THE SMALL AMERICAN ASPEN.

This tree resembles the great aspen in almost every particular except size. It is a very common tree in our woods, but is so little esteemed that it has received no protection and is seldom planted by our roadsides. It is found chiefly in copses on the sides of some gravelly bank, growing almost alone, with a few cherry-trees and white birches, and an undergrowth of brambles and whortleberry-bushes. It is often abundant on little dry elevations that rise above an oak wood standing on a clay level. It is remarkable for its slenderness of habit and the smoothness of its pale-green bark, which becomes whitish and rough as the tree grows old. Its principal defect is the thinness of its foliage and spray; its small branches are few and far apart, and its leaves small and sparse. Yet the beauty of each individual leaf is unrivalled. It is heart-shaped, finely serrate, and when young is fringed with a soft, silky, and purple down. It would be difficult to select a branch from any other tree, when in leaf, so beautiful as a spray of the Small Aspen.

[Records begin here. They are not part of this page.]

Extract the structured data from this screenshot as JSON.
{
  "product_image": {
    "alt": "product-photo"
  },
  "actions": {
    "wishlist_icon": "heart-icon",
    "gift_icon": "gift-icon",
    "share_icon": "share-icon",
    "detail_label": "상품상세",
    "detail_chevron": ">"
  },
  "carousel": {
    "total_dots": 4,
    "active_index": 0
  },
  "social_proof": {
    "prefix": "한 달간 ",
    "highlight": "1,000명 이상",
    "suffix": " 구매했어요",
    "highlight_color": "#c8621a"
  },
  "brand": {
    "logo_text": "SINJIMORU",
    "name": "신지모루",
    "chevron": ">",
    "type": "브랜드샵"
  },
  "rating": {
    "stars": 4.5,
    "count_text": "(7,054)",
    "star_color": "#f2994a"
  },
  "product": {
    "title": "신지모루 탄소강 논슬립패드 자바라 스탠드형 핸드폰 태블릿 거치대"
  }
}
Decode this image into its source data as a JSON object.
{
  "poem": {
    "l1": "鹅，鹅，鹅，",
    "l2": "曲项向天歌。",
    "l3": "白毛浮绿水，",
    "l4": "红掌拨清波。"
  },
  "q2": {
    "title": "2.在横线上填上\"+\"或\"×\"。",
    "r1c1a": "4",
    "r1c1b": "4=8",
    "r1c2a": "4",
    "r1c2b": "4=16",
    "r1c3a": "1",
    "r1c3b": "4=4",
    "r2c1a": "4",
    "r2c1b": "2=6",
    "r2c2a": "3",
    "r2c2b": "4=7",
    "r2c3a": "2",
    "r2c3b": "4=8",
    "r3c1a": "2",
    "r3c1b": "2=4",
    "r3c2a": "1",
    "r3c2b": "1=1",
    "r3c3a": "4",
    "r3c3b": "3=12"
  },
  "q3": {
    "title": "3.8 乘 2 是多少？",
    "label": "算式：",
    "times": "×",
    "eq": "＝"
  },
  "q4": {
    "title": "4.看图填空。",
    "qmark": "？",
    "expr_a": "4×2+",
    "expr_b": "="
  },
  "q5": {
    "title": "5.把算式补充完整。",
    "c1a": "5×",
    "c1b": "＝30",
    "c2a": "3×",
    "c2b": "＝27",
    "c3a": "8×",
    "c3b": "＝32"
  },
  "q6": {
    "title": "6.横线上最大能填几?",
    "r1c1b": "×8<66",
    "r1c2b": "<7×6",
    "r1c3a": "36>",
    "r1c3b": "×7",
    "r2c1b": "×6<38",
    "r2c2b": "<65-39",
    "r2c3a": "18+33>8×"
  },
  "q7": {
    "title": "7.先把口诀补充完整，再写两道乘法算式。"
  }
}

I do not understand the botanical difference between the Aspen and the poplar, except that the former includes certain species that possess in an exaggerated degree the family characteristic of a tremulous leaf. The Aspen, however, is the proverbial tree, the tree of romance and fable. Hence we regard it with more interest, though in America the two aspens fall short of the poplars in almost every point of elegance and beauty.